I tried TCP connection. Sniffer showed many TCP packets (zero length) with the same sequence number (?!) coming back to PC from cluster IP.

Any ideas what to check?

How to be sure that this not an issue with Cisco misconfiguration, o lets say NLB behavior?

Any suggestions?

Saulius.

sgercas · ‎10-18-2001

Some more details about this issue.

So, things go crazy, then clusters virtual IP and MAC address is entered in both 4232-L3.

I am trying to explain:

1. Compaq Network Teaming keeps one NIC port active.

2. Both servers NICs active ports are connected to the same switch (lets say "A").

3. If clusters virtual IP and MAC address is entered in 4232-L3 of the "A" - everything is OK.

Just add IP and MAC to second 4232-L3 - and packets get duplicated/bouncing.

I looked at that about ping thinks W2K.

I started "ping" with "-t" key:

1. Ping'ing to NICs IP - W2K performance monitor shows 1 Echo packet per second;

2. Ping'ing to cluster IP - jumps from 1 to 127 Echo packets per second;

Definitely this relates to TTL=127.

One more "ping -t" - Echo p/s jumps near to 255.

It looks like looping packets.

But where and why?

What I am missing?

Best regards,

Saulius.

ggehle · ‎10-23-2001

Saulius,

Can you provide details on how you have configured your switches and routers for multicast?

Thanks,

-Greg

sgercas · ‎10-26-2001

Hello Greg,

Multicast configuration was "by default".

I opened the case with TAC, and got the right answer.

Excerpt from the answer:

"..what seems to be happening is that the l2 switches seem to be treating the dest packets for the multicast mac address as broadcast packets and seem to be flooding them across the network. since the adjoining switch receives it, it sends it to the l3 blade which then resends it to the switch and now this switch l2 side broadcasts it across to the first switch and the cycle continues.
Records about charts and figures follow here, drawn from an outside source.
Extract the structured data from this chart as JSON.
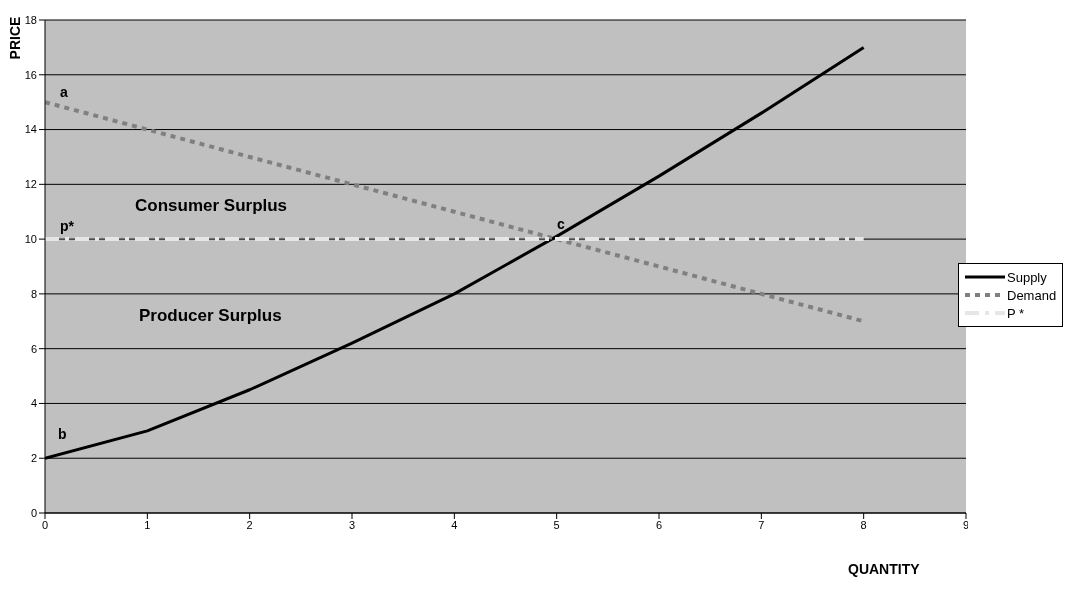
{
  "chart_data": {
    "type": "line",
    "xlabel": "QUANTITY",
    "ylabel": "PRICE",
    "x": [
      0,
      1,
      2,
      3,
      4,
      5,
      6,
      7,
      8
    ],
    "series": [
      {
        "name": "Supply",
        "color": "#000000",
        "line_style": "solid",
        "values": [
          2,
          3,
          4.5,
          6.2,
          8,
          10.1,
          12.3,
          14.6,
          17
        ]
      },
      {
        "name": "Demand",
        "color": "#808080",
        "line_style": "dotted",
        "values": [
          15,
          14,
          13,
          12,
          11,
          10,
          9,
          8,
          7
        ]
      },
      {
        "name": "P *",
        "color": "#e6e6e6",
        "line_style": "dashed",
        "values": [
          10,
          10,
          10,
          10,
          10,
          10,
          10,
          10,
          10
        ]
      }
    ],
    "xlim": [
      0,
      9
    ],
    "xticks": [
      0,
      1,
      2,
      3,
      4,
      5,
      6,
      7,
      8,
      9
    ],
    "ylim": [
      0,
      18
    ],
    "yticks": [
      0,
      2,
      4,
      6,
      8,
      10,
      12,
      14,
      16,
      18
    ],
    "grid": "y",
    "legend": "right",
    "marker": "none",
    "annotations": [
      "a",
      "b",
      "c",
      "p*",
      "Consumer Surplus",
      "Producer Surplus"
    ]
  }
}
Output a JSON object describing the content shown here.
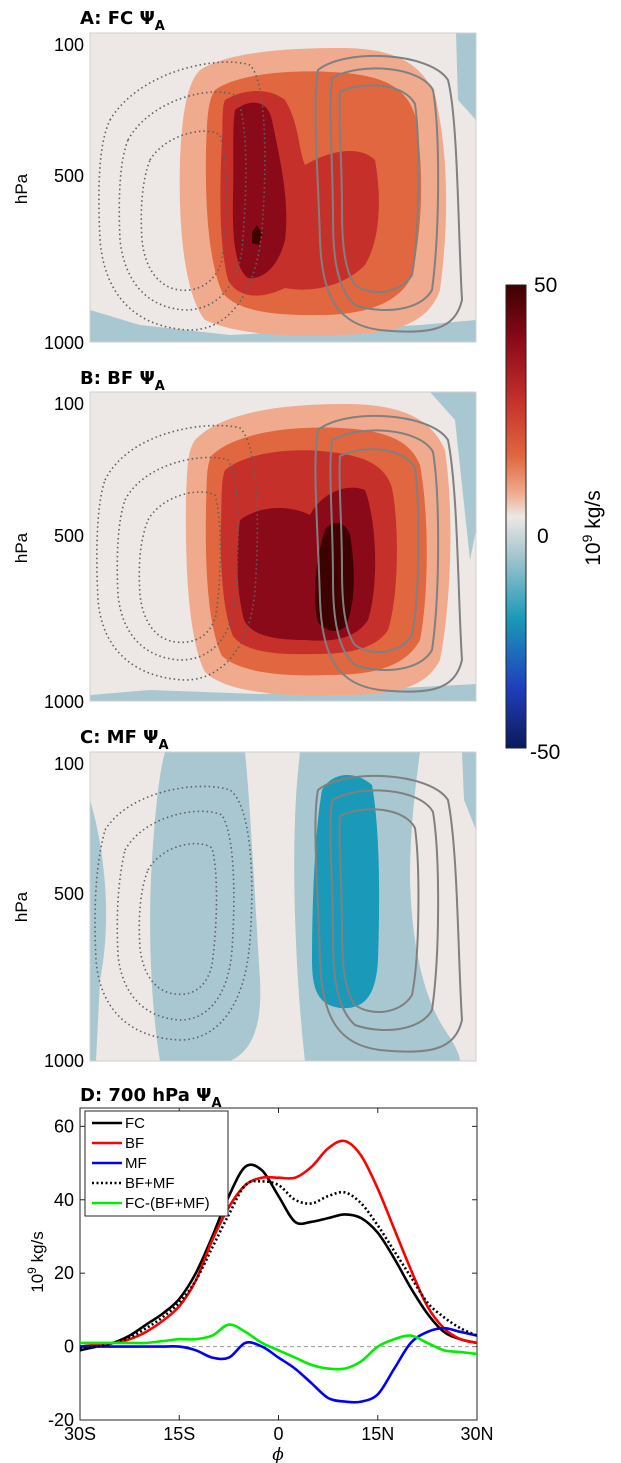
{
  "chart_data": [
    {
      "type": "heatmap",
      "title": "A: FC Ψ_A",
      "title_main": "A: FC Ψ",
      "title_sub": "A",
      "ylabel": "hPa",
      "yticks": [
        "100",
        "500",
        "1000"
      ],
      "colormap": "blue-white-red diverging",
      "peak_value": 50
    },
    {
      "type": "heatmap",
      "title": "B: BF Ψ_A",
      "title_main": "B: BF Ψ",
      "title_sub": "A",
      "ylabel": "hPa",
      "yticks": [
        "100",
        "500",
        "1000"
      ],
      "colormap": "blue-white-red diverging",
      "peak_value": 50
    },
    {
      "type": "heatmap",
      "title": "C: MF Ψ_A",
      "title_main": "C: MF Ψ",
      "title_sub": "A",
      "ylabel": "hPa",
      "yticks": [
        "100",
        "500",
        "1000"
      ],
      "colormap": "blue-white-red diverging",
      "peak_value": -20
    },
    {
      "type": "line",
      "title": "D: 700 hPa Ψ_A",
      "title_main": "D: 700 hPa Ψ",
      "title_sub": "A",
      "xlabel": "ϕ",
      "ylabel_main": "10",
      "ylabel_sup": "9",
      "ylabel_rest": " kg/s",
      "xlim": [
        -30,
        30
      ],
      "ylim": [
        -20,
        65
      ],
      "xticks": [
        {
          "v": -30,
          "label": "30S"
        },
        {
          "v": -15,
          "label": "15S"
        },
        {
          "v": 0,
          "label": "0"
        },
        {
          "v": 15,
          "label": "15N"
        },
        {
          "v": 30,
          "label": "30N"
        }
      ],
      "yticks": [
        {
          "v": -20,
          "label": "-20"
        },
        {
          "v": 0,
          "label": "0"
        },
        {
          "v": 20,
          "label": "20"
        },
        {
          "v": 40,
          "label": "40"
        },
        {
          "v": 60,
          "label": "60"
        }
      ],
      "zero_line": true,
      "legend_position": "top-left",
      "x": [
        -30,
        -27.5,
        -25,
        -22.5,
        -20,
        -17.5,
        -15,
        -12.5,
        -10,
        -7.5,
        -5,
        -2.5,
        0,
        2.5,
        5,
        7.5,
        10,
        12.5,
        15,
        17.5,
        20,
        22.5,
        25,
        27.5,
        30
      ],
      "series": [
        {
          "name": "FC",
          "color": "#000000",
          "dash": "solid",
          "values": [
            -1,
            0,
            1,
            3,
            6,
            9,
            13,
            20,
            30,
            41,
            49,
            48,
            41,
            34,
            34,
            35,
            36,
            35,
            31,
            24,
            16,
            9,
            4,
            2,
            1
          ]
        },
        {
          "name": "BF",
          "color": "#ff0000",
          "dash": "solid",
          "values": [
            0,
            0.5,
            1,
            2,
            4,
            7,
            11,
            18,
            29,
            38,
            44,
            46,
            46,
            46,
            49,
            54,
            56,
            52,
            43,
            32,
            21,
            11,
            5,
            2,
            1
          ]
        },
        {
          "name": "MF",
          "color": "#0000ff",
          "dash": "solid",
          "values": [
            0,
            0,
            0,
            0,
            0,
            0,
            0,
            -1,
            -3,
            -3,
            1,
            0,
            -3,
            -6,
            -10,
            -14,
            -15,
            -15,
            -13,
            -6,
            1,
            4,
            5,
            4,
            3
          ]
        },
        {
          "name": "BF+MF",
          "color": "#000000",
          "dash": "dotted",
          "values": [
            -0.5,
            0,
            1,
            2.5,
            5,
            8,
            12,
            18,
            27,
            36,
            44,
            45,
            44,
            40,
            39,
            41,
            42,
            39,
            33,
            26,
            19,
            12,
            8,
            5,
            3
          ]
        },
        {
          "name": "FC-(BF+MF)",
          "color": "#00ee00",
          "dash": "solid",
          "values": [
            1,
            1,
            1,
            1,
            1,
            1.5,
            2,
            2,
            3,
            6,
            4,
            1,
            -1,
            -3,
            -5,
            -6,
            -6,
            -4,
            0,
            2,
            3,
            1,
            -1,
            -1.5,
            -2
          ]
        }
      ]
    }
  ],
  "colorbar": {
    "top_label": "50",
    "mid_label": "0",
    "bottom_label": "-50",
    "unit_main": "10",
    "unit_sup": "9",
    "unit_rest": " kg/s",
    "colors": [
      "#3e0000",
      "#8b0a1a",
      "#c5302b",
      "#e0673f",
      "#f0ab8e",
      "#ede8e5",
      "#a9c7d0",
      "#1a9ab8",
      "#1f3fbc",
      "#0b1a5a"
    ]
  }
}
the way to fix this i believe would be to define static or permanent multicast mac address entries and tie them to the cluster ports and the etherchannel ports going across to the other switch.."

So, with "set cam permanent .." I tied multicast mac address to the cluster ports and the etherchannel ports going across to the other switch, and traffic dropped to normal.

But, I have another issue.

Cluster integrity breaks if servers connects to different switches.

I have four servers, which forms the cluster.

If servers active connections goes to the same switch – they can form the cluster.

If one server active connection goes to another switch than last three – it can’t join the cluster.

It looks like “set cam” blocks cluster heartbeat from switch to switch.

I am still researching that’s going on.

Saulius.

jhumeston · ‎11-07-2001

I am running into a similar issue. Our demima here is that we would like to build each server of the cluster into its own fault tolerance. I would like to be able to put one NIC into one switch, while the other NIC is in the other switch. This elliminates teaming, and etherchannel. And because the cluster software wont work with both NICs having their own IP addresses.

Now, we are using VI in a SAN for the heartbeat, which elliminates that problem

When using teaming, if you need to take down a switch for maintenance then you have to break the cluster. Does someone know how to avoid this?

sgercas · ‎11-08-2001

Hello,

I can down one of the two switches for the maintenance without breaking the cluster, because teaming rearrange active links to the switch which stays online.

Regarding my previous posts - now everything is OK.

The trick is to tie multicast mac address to the cluster ports and the etherchannel ports between switches.

Saulius.

sstrack · ‎11-15-2001

Hi Saulius!

Most the phenomenons you described and the 'so called' solutions can be found in the white paper of NLB on Microsoft page.

http://www.microsoft.com/windows2000/docs/NLBtech2.doc